В 1983 году я был в Москве, в Долгопрудном, в МФТИ , где, кстати, учился мой сын,— находился на курсах повышения квалификации учителей физики.
Лекции нам читали крупные учёные: например, знакомил с новой отраслью — с акустоэлектроникой — академик В. Гуляев, руководитель Саратовского филиала  АН СССР . Ему задали вопрос:
— А где вы оканчивали школу?
— В посёлке на севере Кировской области. Не удивляйтесь, у нас учителями работали ссыльнопоселенцы из известных учёных.
Если ты готов к передаче людям больших знаний, умений, опыта, то результаты будут даже в глухомани, попал ли ты туда вынужденно, по направлению государственных структур, или абсолютно добровольно.
С учётом вековых традиций по освоению и развитию Сибири оправданной была инициатива Н. С. Хрущёва по отправке за Урал выпускников училищ, техникумов и вузов из центральных областей  СССР .
У нас в подтаёжном Даурском районе на комсомольском учёте стояли более трёхсот молодых специалистов: учителя, медработники, инженеры и техники  ЛПУ и сплавных,  МТС , зоотехники, агрономы, бухгалтера, экономисты, культработники, офицеры военкомата, нарсудья — «закваска», «затравка» в насыщенном «растворе» бытия в годы общего, в том числе духовного, подъёма в стране.
Кроме своих прямых обязанностей, все они (во всяком случае, абсолютное большинство) участвовали в безвозмездных общественных деяниях.
Восемьдесят процентов секретарей комсомольских организаций колхозов,  ЛЗУ , учреждений были молодые специалисты. Дважды, в 1958 и в 1962 годах, мы приглашали их в райцентр на слёты, старались создать праздничную атмосферу (торговля, буфеты, концерты, танцы). Примерно половина из трёхсот приехала издалека, из европейской части страны. Как, например, учителя В. С. Каширин и Р. М. Черкасова, ставшие мужем и женой.

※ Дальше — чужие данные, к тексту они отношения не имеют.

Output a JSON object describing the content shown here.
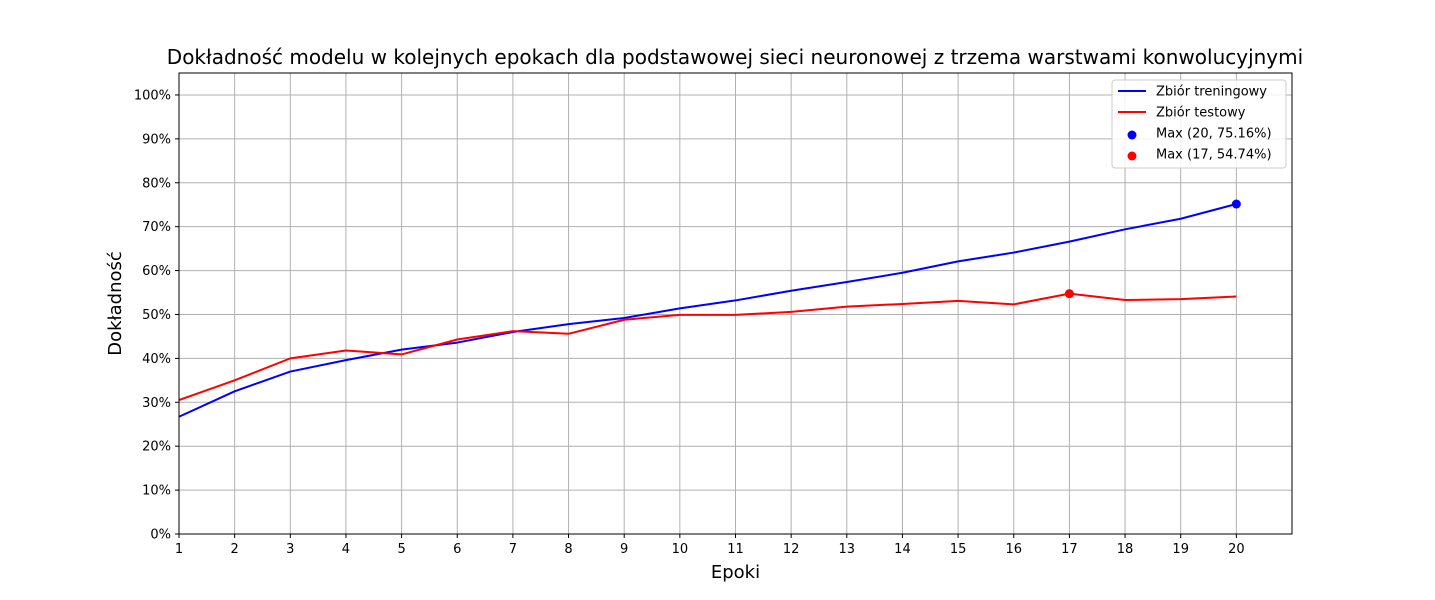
{
  "chart_data": {
    "type": "line",
    "title": "Dokładność modelu w kolejnych epokach dla podstawowej sieci neuronowej z trzema warstwami konwolucyjnymi",
    "xlabel": "Epoki",
    "ylabel": "Dokładność",
    "x": [
      1,
      2,
      3,
      4,
      5,
      6,
      7,
      8,
      9,
      10,
      11,
      12,
      13,
      14,
      15,
      16,
      17,
      18,
      19,
      20
    ],
    "xlim": [
      1,
      21
    ],
    "ylim": [
      0,
      105
    ],
    "y_ticks": [
      0,
      10,
      20,
      30,
      40,
      50,
      60,
      70,
      80,
      90,
      100
    ],
    "y_tick_format": "percent",
    "grid": true,
    "legend_position": "top-right",
    "series": [
      {
        "name": "Zbiór treningowy",
        "color": "#0000ff",
        "values": [
          26.7,
          32.5,
          37.0,
          39.6,
          42.0,
          43.6,
          46.0,
          47.8,
          49.2,
          51.4,
          53.2,
          55.4,
          57.4,
          59.5,
          62.1,
          64.1,
          66.6,
          69.4,
          71.8,
          75.16
        ]
      },
      {
        "name": "Zbiór testowy",
        "color": "#ff0000",
        "values": [
          30.5,
          35.0,
          40.0,
          41.8,
          40.9,
          44.3,
          46.2,
          45.6,
          48.8,
          49.9,
          49.9,
          50.6,
          51.8,
          52.4,
          53.1,
          52.3,
          54.74,
          53.3,
          53.5,
          54.1
        ]
      }
    ],
    "markers": [
      {
        "label": "Max (20, 75.16%)",
        "x": 20,
        "y": 75.16,
        "color": "#0000ff"
      },
      {
        "label": "Max (17, 54.74%)",
        "x": 17,
        "y": 54.74,
        "color": "#ff0000"
      }
    ]
  }
}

Но браки за два положенных года «отработки» девушки заключали с местными парнями, как и парни с местными девушками, и оставались в Сибири. Ныне, к сожалению, наблюдается процесс обратный: массовый отъезд из Сибири и с Дальнего Востока молодёжи — выпускников школ и вузов — в Санкт-Петербург, в Краснодарский край и в другие места, где теплее или ближе к заграничью. Немало их болтается, по пословице, ненужным балластом «в проруби» на иждивении оставшихся за Уралом родителей (только я знаю десятки таких). Процесс, думаю, уже не остановить; последствия предсказать трудно.
Ныне мнение абсолютного большинства учёных, историков, политологов, экспертов таково: комсомол за семьдесят лет вписал в историю страны наиболее яркие страницы. Вспомним поколения корчагинцев, стахановцев и ударников, покорителей пятого океана и космоса, героев Великой Отечественной войны, девушек-трактористок сороковых годов, строителей новых городов, заводов, шахт, плотин, победителей Олимпиад.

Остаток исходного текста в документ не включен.